“Presidental Image” exhibit opens

Students and community members browse through ”The Presidential Image: 70 Years of the Best in White House Photography” gallery in the atrium of Mass Media & Technology Hall on Thursday, September 27. The gallery featured presidential images from the Photographer of the Year International Archive.

Taylor Harrison

President Obama and other presidents will be hanging out in Mass Media for a couple of weeks. 

A new exhibit, “The Presidential Image,” that opened Thursday night in Mass Media and Technology Hall showcases photos of presidents ranging from Franklin D. Roosevelt to Barack Obama. The exhibit’s official opening was followed by a lecture and a panel of photojournalists who have photographed at the White House.

The exhibit, which will be at WKU until Oct. 16, show a wide variety of moments from the men experienced during their time as president.

Some, like the shot of Gerald Ford swimming underwater, are lighthearted. Others depict serious moments in history, such as the photograph of an assassination attempt on Ronald Reagan.

One of the speakers at the lecture was David Hume Kennerly, a Pulitzer Prize and Emmy award-winning photographer who served as Ford’s White House photographer. He started off the evening by showing some of his own pictures — including one depicting a mass suicide and murder.

“It’s one of the only stories that ever gave me nightmares,” Kennerly said.

Kennerly also showed pictures he shot of boxing matches and political figures. And later, a picture he took of Beyoncé – though at the time he didn’t know who she was and had to ask Denzel Washington.

After showing examples of his own work he began talking about presidential photography from Lincoln to Obama.

“Lincoln was the first president to really understand the power of photography,” Kennerly said.

He said Lincoln attributed an iconic photo taken of him as what won him the presidency.

When Kennerly was Ford’s photographer, he said he had the president’s complete trust.

“There was very little I wouldn’t photograph,” Kennerly said.

During the panel following the lecture, Kennerly was joined by Luke Sharrett — a WKU student and contract photographer with The New York Times covering the 2012 presidential election. The moderator was Mike Davis, deputy director of photography for visuals during the first four years of the George W. Bush presidency.
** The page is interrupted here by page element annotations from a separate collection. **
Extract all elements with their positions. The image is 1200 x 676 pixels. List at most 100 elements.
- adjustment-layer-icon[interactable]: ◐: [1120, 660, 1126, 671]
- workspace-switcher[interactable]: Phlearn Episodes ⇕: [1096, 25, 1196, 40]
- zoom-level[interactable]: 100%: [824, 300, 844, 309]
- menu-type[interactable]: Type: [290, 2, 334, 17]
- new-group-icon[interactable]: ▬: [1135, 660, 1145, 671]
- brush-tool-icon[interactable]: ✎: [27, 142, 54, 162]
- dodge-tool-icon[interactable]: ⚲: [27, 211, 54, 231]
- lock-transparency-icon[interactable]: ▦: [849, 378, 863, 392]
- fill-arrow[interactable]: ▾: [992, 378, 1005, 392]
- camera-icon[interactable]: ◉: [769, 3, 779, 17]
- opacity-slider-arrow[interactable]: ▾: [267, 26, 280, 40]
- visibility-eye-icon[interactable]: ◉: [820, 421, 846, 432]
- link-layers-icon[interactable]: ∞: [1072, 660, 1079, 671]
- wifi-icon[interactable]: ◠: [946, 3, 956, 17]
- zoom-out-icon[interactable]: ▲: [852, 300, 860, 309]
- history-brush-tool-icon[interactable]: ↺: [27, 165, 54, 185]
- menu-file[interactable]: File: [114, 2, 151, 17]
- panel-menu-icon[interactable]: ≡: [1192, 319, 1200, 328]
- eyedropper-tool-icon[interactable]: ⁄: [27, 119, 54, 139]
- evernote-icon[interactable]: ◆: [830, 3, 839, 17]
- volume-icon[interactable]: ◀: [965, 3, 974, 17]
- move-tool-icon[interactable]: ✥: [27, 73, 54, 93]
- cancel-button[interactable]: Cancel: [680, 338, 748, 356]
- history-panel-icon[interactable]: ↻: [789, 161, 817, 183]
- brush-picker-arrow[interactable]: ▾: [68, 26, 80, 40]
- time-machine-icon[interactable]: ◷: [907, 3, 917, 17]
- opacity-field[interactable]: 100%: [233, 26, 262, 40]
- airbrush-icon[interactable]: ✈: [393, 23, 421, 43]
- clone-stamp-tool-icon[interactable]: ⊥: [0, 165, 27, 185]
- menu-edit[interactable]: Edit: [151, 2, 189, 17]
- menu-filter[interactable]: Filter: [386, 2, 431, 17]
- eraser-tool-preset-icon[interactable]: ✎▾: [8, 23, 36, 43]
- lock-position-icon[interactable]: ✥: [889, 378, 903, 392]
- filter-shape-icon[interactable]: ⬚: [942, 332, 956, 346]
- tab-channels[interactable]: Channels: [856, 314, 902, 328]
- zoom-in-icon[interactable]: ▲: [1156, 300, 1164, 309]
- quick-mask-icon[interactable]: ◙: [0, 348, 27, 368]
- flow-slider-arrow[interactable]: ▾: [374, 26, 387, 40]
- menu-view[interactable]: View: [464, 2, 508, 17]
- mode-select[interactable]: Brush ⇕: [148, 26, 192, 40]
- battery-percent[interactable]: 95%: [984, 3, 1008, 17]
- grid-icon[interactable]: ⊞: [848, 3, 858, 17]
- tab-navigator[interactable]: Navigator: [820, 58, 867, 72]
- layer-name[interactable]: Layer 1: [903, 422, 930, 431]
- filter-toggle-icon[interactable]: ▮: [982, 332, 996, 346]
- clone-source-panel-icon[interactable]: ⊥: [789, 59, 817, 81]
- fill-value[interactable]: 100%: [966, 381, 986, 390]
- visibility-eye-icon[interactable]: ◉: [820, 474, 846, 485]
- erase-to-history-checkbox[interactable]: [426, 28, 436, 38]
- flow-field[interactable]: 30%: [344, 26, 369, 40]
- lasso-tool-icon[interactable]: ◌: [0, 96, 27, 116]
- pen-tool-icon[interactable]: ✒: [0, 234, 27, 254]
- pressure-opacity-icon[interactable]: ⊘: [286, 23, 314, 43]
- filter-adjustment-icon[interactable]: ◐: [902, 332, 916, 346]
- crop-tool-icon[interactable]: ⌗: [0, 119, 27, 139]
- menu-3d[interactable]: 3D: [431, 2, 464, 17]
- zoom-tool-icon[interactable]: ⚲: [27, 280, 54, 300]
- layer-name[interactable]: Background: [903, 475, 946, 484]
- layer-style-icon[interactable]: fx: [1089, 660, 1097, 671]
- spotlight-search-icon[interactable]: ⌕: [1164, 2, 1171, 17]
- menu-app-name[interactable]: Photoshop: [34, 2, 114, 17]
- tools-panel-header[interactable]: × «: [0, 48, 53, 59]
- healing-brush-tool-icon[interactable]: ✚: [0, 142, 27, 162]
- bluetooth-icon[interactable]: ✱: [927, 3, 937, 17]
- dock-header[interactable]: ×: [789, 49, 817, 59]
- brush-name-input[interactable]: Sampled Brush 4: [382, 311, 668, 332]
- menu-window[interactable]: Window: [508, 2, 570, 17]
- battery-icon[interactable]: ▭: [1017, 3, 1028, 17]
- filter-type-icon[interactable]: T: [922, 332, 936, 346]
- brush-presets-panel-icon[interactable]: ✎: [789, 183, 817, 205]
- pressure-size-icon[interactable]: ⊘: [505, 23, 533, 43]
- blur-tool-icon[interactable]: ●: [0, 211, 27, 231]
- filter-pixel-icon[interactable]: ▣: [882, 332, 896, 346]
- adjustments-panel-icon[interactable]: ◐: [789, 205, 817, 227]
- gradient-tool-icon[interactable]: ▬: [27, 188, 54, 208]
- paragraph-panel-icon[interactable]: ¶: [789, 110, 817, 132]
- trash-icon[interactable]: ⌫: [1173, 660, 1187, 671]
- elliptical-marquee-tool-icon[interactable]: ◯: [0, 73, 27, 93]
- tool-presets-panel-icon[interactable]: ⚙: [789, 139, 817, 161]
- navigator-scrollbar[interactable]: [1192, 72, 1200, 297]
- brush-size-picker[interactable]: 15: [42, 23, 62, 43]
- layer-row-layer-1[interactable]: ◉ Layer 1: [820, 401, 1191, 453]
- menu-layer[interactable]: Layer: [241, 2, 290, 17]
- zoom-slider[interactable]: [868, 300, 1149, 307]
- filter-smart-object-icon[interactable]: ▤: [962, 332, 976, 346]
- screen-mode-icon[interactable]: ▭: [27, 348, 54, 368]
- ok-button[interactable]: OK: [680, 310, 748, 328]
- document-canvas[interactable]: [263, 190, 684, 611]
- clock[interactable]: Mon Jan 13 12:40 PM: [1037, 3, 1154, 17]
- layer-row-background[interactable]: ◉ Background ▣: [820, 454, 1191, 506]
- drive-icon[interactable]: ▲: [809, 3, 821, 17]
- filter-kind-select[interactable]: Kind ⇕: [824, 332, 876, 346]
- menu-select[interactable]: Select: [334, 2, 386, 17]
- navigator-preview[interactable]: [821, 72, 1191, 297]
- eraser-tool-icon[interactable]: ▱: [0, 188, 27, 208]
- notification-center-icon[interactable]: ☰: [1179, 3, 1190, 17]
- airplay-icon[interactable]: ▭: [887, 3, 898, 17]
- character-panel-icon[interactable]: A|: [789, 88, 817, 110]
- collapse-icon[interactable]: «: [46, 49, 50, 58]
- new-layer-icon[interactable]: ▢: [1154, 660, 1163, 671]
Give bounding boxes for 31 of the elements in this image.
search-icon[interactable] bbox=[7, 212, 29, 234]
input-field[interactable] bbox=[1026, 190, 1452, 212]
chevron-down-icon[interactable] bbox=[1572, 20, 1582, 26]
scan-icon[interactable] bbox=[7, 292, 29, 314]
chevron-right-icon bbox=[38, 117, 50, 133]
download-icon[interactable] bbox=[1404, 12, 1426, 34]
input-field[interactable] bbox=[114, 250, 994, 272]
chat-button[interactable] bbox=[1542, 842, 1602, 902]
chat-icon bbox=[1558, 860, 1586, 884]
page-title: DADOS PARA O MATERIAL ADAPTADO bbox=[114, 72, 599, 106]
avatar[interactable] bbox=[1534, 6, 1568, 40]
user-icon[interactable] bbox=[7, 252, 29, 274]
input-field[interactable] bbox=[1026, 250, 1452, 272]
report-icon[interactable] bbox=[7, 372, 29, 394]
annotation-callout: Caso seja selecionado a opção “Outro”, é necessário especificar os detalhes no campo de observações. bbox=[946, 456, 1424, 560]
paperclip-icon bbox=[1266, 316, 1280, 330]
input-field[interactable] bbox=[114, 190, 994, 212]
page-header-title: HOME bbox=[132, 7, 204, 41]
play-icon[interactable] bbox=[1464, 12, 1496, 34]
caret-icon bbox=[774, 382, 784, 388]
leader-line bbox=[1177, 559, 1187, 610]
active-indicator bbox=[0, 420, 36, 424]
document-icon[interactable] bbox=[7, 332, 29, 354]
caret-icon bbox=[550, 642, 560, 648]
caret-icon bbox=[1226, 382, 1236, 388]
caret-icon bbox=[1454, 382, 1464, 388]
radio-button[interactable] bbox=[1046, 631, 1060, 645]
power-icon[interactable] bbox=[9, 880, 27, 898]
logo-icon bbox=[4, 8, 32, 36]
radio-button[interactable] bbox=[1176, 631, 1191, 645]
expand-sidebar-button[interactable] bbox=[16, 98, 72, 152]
Sharrett talked about the excitement he felt the first time he was at the White House, waiting to get a photograph of George W. Bush.

“I kept moving my shutter speed higher and higher because my hands were shaking and I knew if I didn’t have like a thousandth of a second, then my picture was going to be blurry,” Sharrett said. “Like I was so excited I was shaking and it was pretty surreal.”

Sharrett said it was also strange seeing President Obama or shaking hands with him when he wasn’t taking pictures.

“It’s a lot different when you don’t have a camera in your hand,” Sharrett said.

Kennerly also talked about the importance of getting photographs of smaller moments, not just the big story.

“It’s not always the fire or whatever’s going on. I mean, a lot of times, you’ve got to look around and see what’s happening on the peripheral of a big story.” Kennerly said.

Loup Langton, director of the School of Journalism and Broadcasting, said the exhibit could help provide context for people.

“There are all facets of the presidency represented in these photos,” Langton said.